The narration by Hahn and addition of new voice interviews give context to the footage, although in a rather ugly manner. The interviews are used in voice over with a text message style speech bubble popping up to tell you who is talking. That irritation aside, it is clear that Hahn knows his stuff, having been there in the period leading up to the time frame he covers, even if the documentary never quite digs in that deeply.
There are suggestions of tensions between the key top brass. Roy Disney and Michael Eisner clearly did not get on, and Katzenberg’s push to get the President job (not long after the previous President and much loved Frank Wells was tragically killed in a helicopter accident) ruffled feathers. These are covered, but the lack of in-person interviews means we never really drill down to the detail.
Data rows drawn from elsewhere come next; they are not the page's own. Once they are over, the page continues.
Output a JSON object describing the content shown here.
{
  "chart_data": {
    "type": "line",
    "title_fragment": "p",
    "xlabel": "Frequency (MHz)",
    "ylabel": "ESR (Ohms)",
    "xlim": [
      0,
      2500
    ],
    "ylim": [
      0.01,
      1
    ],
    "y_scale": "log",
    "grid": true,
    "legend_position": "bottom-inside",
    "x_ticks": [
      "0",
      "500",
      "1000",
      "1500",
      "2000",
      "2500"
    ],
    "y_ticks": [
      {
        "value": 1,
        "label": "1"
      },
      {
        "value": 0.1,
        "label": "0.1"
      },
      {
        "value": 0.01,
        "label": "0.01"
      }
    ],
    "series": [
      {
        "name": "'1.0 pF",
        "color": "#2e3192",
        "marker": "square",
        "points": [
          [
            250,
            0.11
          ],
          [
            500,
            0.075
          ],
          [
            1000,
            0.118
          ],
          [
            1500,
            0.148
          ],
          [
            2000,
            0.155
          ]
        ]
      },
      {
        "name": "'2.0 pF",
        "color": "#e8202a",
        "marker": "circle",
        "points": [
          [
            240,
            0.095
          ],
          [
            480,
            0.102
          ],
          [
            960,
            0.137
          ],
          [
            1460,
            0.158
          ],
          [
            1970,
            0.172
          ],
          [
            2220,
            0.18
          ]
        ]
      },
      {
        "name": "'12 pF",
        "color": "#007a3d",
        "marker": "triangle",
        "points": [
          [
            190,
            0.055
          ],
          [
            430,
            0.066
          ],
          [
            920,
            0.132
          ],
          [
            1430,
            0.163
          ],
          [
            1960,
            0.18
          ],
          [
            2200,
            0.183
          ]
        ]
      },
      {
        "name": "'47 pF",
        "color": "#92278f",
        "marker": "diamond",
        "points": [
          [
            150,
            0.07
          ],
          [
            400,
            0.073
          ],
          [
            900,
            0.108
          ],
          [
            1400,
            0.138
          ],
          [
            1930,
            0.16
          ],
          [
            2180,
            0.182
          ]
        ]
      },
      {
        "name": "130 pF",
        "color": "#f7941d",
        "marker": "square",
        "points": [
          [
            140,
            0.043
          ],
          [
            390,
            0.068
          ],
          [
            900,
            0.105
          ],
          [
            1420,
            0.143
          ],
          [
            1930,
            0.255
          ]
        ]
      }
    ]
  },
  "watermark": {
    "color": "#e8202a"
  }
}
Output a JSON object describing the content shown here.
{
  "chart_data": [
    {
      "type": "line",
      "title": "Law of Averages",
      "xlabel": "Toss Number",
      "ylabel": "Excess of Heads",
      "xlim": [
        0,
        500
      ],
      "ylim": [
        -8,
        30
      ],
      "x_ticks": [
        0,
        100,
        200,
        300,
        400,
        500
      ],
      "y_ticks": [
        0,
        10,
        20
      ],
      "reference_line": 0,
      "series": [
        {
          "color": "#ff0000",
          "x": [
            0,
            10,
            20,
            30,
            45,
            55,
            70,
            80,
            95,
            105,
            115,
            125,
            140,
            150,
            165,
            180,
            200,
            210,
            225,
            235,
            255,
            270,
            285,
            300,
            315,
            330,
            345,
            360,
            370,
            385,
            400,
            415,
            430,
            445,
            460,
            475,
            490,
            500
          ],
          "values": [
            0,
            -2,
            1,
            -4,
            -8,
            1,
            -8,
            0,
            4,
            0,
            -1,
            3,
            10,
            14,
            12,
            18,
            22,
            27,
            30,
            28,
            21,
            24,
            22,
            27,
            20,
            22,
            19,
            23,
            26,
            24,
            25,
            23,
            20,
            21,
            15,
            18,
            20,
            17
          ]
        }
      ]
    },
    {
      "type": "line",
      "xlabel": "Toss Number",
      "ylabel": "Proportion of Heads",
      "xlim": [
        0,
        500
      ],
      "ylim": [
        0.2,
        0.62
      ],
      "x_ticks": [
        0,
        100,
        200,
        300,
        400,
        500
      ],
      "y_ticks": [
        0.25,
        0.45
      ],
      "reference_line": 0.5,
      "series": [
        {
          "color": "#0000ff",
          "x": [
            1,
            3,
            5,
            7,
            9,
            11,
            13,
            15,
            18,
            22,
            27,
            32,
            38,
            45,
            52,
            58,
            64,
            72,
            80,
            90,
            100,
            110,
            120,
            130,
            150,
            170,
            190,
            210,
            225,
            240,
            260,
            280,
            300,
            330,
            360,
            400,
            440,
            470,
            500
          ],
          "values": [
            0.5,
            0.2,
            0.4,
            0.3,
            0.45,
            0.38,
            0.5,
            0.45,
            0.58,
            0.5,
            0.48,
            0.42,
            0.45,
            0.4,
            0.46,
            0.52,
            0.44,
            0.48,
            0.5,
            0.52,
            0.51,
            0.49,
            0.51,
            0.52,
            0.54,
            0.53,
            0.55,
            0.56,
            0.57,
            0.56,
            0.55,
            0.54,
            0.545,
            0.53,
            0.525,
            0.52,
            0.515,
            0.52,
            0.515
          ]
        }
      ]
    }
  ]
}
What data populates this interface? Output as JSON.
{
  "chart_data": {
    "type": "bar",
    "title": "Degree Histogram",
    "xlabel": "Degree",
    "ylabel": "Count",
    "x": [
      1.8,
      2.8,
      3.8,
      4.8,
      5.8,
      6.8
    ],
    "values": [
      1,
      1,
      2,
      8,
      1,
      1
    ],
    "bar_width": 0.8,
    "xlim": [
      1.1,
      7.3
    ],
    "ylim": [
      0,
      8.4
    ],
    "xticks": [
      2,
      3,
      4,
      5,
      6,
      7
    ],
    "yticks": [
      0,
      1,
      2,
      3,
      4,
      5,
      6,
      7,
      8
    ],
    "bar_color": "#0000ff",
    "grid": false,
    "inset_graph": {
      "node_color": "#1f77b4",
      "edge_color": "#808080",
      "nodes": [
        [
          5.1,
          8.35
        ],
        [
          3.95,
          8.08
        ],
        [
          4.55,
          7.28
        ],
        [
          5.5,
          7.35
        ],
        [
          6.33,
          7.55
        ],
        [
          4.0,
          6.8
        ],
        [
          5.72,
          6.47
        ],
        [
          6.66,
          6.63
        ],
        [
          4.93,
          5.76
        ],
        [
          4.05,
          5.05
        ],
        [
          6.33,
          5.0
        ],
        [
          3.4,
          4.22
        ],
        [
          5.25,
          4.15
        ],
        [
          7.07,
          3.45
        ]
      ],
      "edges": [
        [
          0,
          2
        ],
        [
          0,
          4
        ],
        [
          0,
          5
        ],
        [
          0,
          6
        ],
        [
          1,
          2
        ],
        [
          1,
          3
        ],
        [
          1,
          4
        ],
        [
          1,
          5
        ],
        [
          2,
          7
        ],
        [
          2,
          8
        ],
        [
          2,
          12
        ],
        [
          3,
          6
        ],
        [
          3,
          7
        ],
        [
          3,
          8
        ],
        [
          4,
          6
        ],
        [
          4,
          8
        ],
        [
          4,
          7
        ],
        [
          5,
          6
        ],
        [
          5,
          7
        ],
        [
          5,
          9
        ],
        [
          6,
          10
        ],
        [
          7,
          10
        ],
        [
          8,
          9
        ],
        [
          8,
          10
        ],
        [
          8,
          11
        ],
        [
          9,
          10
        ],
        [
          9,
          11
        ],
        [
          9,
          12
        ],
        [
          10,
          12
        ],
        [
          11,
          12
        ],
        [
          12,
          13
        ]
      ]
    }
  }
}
With a company with a history as long and varied in fortune as Disney, a documentary such as Waking Sleeping Beauty is a fascinating watch. The hugely impressive run of hits that Disney enjoyed during the renaissance period wasn’t down to luck but instead due to the concerted efforts of savvy corporate players and blood sweat and tears animators. It took more than a kiss to revive this stately body, but once awakened she (rightly) came up swinging.